Au Mali et presque  dans tous les pays du monde, le football est le sport le plus populaire mobilisant plus de pratiquants que toute autre discipline. Le football ou sport roi est plus qu’un simple jeu. Il peut servir à rapprocher les communautés et les peuples. Il apparait comme un puissant facteur d’intégrations et de consolidation de la paix et la cohésion sociale, surtout dans les pays touchés par des conflits armés.  Ne dit-on pas très souvent  que le football est un vecteur de paix et de développement ? Cependant, la pratique du sport roi peut faire déchainer dangereusement des passions nationalistes et exacerber des xénophobies entrainant des violences aveugles.

Tout le monde sportif reconnait que ce sont surtout le langage et l attrait universels  qui confèrent au sport roi un pouvoir et une portée unique.

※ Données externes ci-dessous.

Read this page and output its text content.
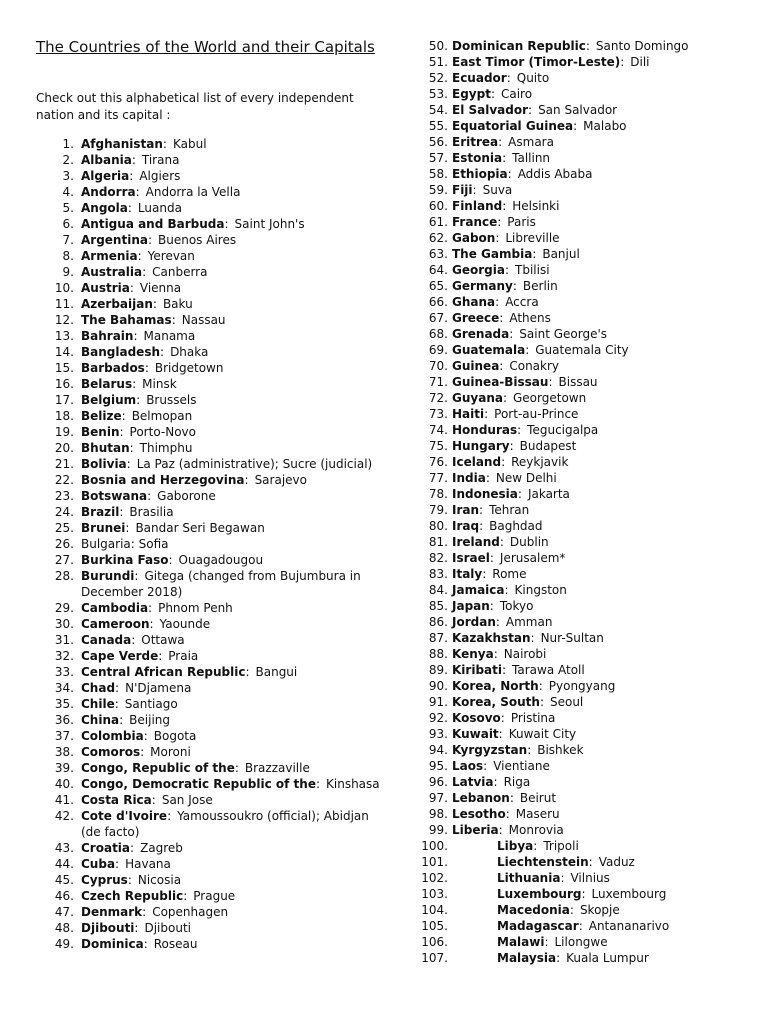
The Countries of the World and their Capitals

Check out this alphabetical list of every independent nation and its capital :

1. Afghanistan: Kabul
2. Albania: Tirana
3. Algeria: Algiers
4. Andorra: Andorra la Vella
5. Angola: Luanda
6. Antigua and Barbuda: Saint John's
7. Argentina: Buenos Aires
8. Armenia: Yerevan
9. Australia: Canberra
10. Austria: Vienna
11. Azerbaijan: Baku
12. The Bahamas: Nassau
13. Bahrain: Manama
14. Bangladesh: Dhaka
15. Barbados: Bridgetown
16. Belarus: Minsk
17. Belgium: Brussels
18. Belize: Belmopan
19. Benin: Porto-Novo
20. Bhutan: Thimphu
21. Bolivia: La Paz (administrative); Sucre (judicial)
22. Bosnia and Herzegovina: Sarajevo
23. Botswana: Gaborone
24. Brazil: Brasilia
25. Brunei: Bandar Seri Begawan
26. Bulgaria: Sofia
27. Burkina Faso: Ouagadougou
28. Burundi: Gitega (changed from Bujumbura in December 2018)
29. Cambodia: Phnom Penh
30. Cameroon: Yaounde
31. Canada: Ottawa
32. Cape Verde: Praia
33. Central African Republic: Bangui
34. Chad: N'Djamena
35. Chile: Santiago
36. China: Beijing
37. Colombia: Bogota
38. Comoros: Moroni
39. Congo, Republic of the: Brazzaville
40. Congo, Democratic Republic of the: Kinshasa
41. Costa Rica: San Jose
42. Cote d'Ivoire: Yamoussoukro (official); Abidjan (de facto)
43. Croatia: Zagreb
44. Cuba: Havana
45. Cyprus: Nicosia
46. Czech Republic: Prague
47. Denmark: Copenhagen
48. Djibouti: Djibouti
49. Dominica: Roseau
50. Dominican Republic: Santo Domingo
51. East Timor (Timor-Leste): Dili
52. Ecuador: Quito
53. Egypt: Cairo
54. El Salvador: San Salvador
55. Equatorial Guinea: Malabo
56. Eritrea: Asmara
57. Estonia: Tallinn
58. Ethiopia: Addis Ababa
59. Fiji: Suva
60. Finland: Helsinki
61. France: Paris
62. Gabon: Libreville
63. The Gambia: Banjul
64. Georgia: Tbilisi
65. Germany: Berlin
66. Ghana: Accra
67. Greece: Athens
68. Grenada: Saint George's
69. Guatemala: Guatemala City
70. Guinea: Conakry
71. Guinea-Bissau: Bissau
72. Guyana: Georgetown
73. Haiti: Port-au-Prince
74. Honduras: Tegucigalpa
75. Hungary: Budapest
76. Iceland: Reykjavik
77. India: New Delhi
78. Indonesia: Jakarta
79. Iran: Tehran
80. Iraq: Baghdad
81. Ireland: Dublin
82. Israel: Jerusalem*
83. Italy: Rome
84. Jamaica: Kingston
85. Japan: Tokyo
86. Jordan: Amman
87. Kazakhstan: Nur-Sultan
88. Kenya: Nairobi
89. Kiribati: Tarawa Atoll
90. Korea, North: Pyongyang
91. Korea, South: Seoul
92. Kosovo: Pristina
93. Kuwait: Kuwait City
94. Kyrgyzstan: Bishkek
95. Laos: Vientiane
96. Latvia: Riga
97. Lebanon: Beirut
98. Lesotho: Maseru
99. Liberia: Monrovia
100.	Libya: Tripoli
101.	Liechtenstein: Vaduz
102.	Lithuania: Vilnius
103.	Luxembourg: Luxembourg
104.	Macedonia: Skopje
105.	Madagascar: Antananarivo
106.	Malawi: Lilongwe
107.	Malaysia: Kuala Lumpur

Les dirigeants du monde entier ont pleinement conscience de l’importance capitale  du rôle que peut et doit jouer le sport roi.

C’est ainsi que l’on a organisé  à travers le monde des matchs de football dédiés entièrement à la paix et à l’entente entre des communautés, des régions  d’un même pays ou entre des pays différents. Des protagonistes et des ennemis irréductibles  se regardant en chien de faïence ont pu se rencontrer et se parler grâce au langage universel du football.  Parmi ces matchs, on peut citer entre autres :

– Le match entre la Turquie et l’Arménie ;

– Le match de gala pour la paix à Bouaké ;

– Le tournoi de la paix au Nord – Kivu (R D. Congo)

D’autres grands matchs de la paix profilent à l’horizon. A l’initiative du  Pape François, le “match  interreligieux pour la paix” se prépare, avec une cinquantaine de stars du football mondial en activité ou à la  retraite, pour promouvoir la paix et la tolérance. Très prochainement, la FIFA, l’instance dirigeante du football mondial, soutiendra  l’organisation  d’un match de football entre Israël et la Palestine, deux pays voisins et ennemis irréductibles. Ici comme ailleurs, c’est le pouvoir du football, à travers son langage universel qui s’exercera et s’imposera à tous.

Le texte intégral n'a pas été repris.